4.in drei Ländern bringen es die zwei grössten Parteien auf die Hälfte der Stimmen (Schweiz, Frankreich, Finnland, Niederlande).

Erstaunlich im Zweiparteiensystem sind die minimalsten Unterschiede in der Wählerstärke zwischen den zwei Parteien. Sie reichen von einem bis zu drei Prozentpunkten. Daraus kann geschlossen werden, dass Zweiparteiensysteme von westlichen Demokratien eine Tendenz zum Gleichgewicht zwischen den zwei Parteien aufweisen. Im Dreiparteiensystem sind die Disparitäten einiges grösser, sie reichen bis zu 17 Prozentpunkte. Eine Vorstellung von drei in etwa gleich grossen Parteien in diesem System muss deshalb relativiert werden. Blondel weist darauf hin, dass in diesem Zusammenhang zutreffender von einem Zweieinhalbparteiensystem gesprochen werden muss. Eine weitere Präzisierung nimmt er für die dritte Gruppe vor. Hier haben wir es mit einem Mehrparteiensystem zu tun, in dem eine dominante Partei etwa 40% oder weniger als die Hälfte aller Stimmen einheimst. Somit ist die vierte Gruppe eigentlich jene der Mehrparteiensysteme: Es existiert keine dominante Partei, unter den etablierten finden sich drei oder vier, die gut Koalitionen eingehen können.

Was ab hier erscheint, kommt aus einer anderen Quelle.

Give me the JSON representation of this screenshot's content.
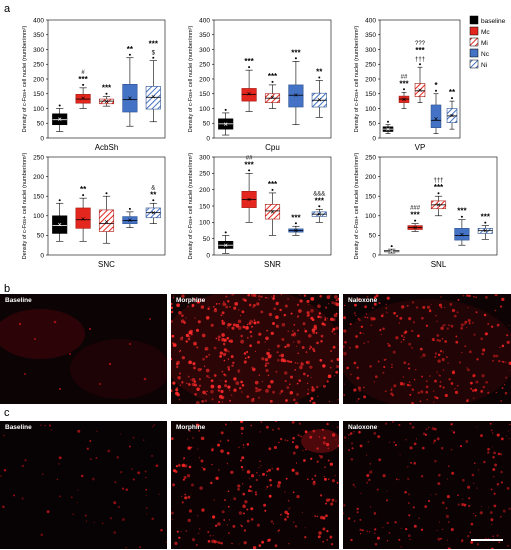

Nachdem nun die eine Seite der Charakteristiken der Parteiensysteme beschrieben ist, bleibt noch jene der Ideologien, eine Klassifikation, die schwierig vorzunehmen ist in diesem Rahmen der westlichen Demokratien. Der Autor untersucht zu jedem Land einer bestimmten Gruppe, wo sich die Parteien verorten lassen und wie gross sie sind. In der ersten Gruppe weisen alle Länder ausser den USA eine grosse sozialistische Partei, eine grosse konservative oder christliche Partei und eine sehr kleine Partei im Zentrum (liberal bzw. radikal) auf. Blondel hat für die USA die Republikaner und Demokraten zum Zentrum gerechnet. Die Länder der zweiten Gruppe weisen zwei Typen von Parteisystemen auf. Belgien, Luxemburg und die BRD ähneln den Ländern der ersten Gruppe, ausser dass ihre Zentrumspartei stärker ist, aber immer noch objektiv schwach (rund 10% Wähleranteil) und dies zu Lasten von einer der zwei Grossen. Die beiden anderen Länder Kanada und Irland haben eine schwache sozialistische Partei, dafür ein stärkeres Zentrum, und die starke Partei rechts ist nicht die christliche, sondern die konservative. Ebenfalls zwei verschiedene Untergruppen machen die dritte Gruppe aus. In Dänemark, Norwegen und Schweden finden wir die sozialistische Partei als stärkste, neben ihr schwache Zentrumsparteien, Agrarparteien (in dieser Untersuchung ein Spezialfall) und Konservative. In Island und Italien bilden die Konservativen bzw. die Christlichen die stärksten Parteien, begleitet von einer recht einflussreichen kommunistischen Partei, die damit das linke Lager spaltet und die Sozialisten schwächt. Die Länder der vierten Gruppe haben keine dominierende Partei, die Stimmen verteilen sich relativ gleichmässig über das ganze Spektrum (Schweiz und Holland mit kleinerer Varianz). Blondel zieht den Schluss, dass es in westlichen Demokratien sechs Parteiensysteme gibt. Das eine Extrem die USA, wo die zwei dominanten Parteien 99% der Wählerstimmen erhalten. Das andere Extrem die letzte Gruppe, wo keine Partei mehr als 25% der Wählerstimmen erzielt. Grössere Parteien im Mehrparteiensystem entstammen entweder dem linken oder rechten Lager, nicht aber dem Zentrum. Gleichzeitig existiert eine Reihe von theoretisch möglichen Parteisystemen nicht. So gibt es kein wirkliches Dreiparteiensystem. Parteisysteme westlicher Demokratien entwickeln sich also nicht beliebig.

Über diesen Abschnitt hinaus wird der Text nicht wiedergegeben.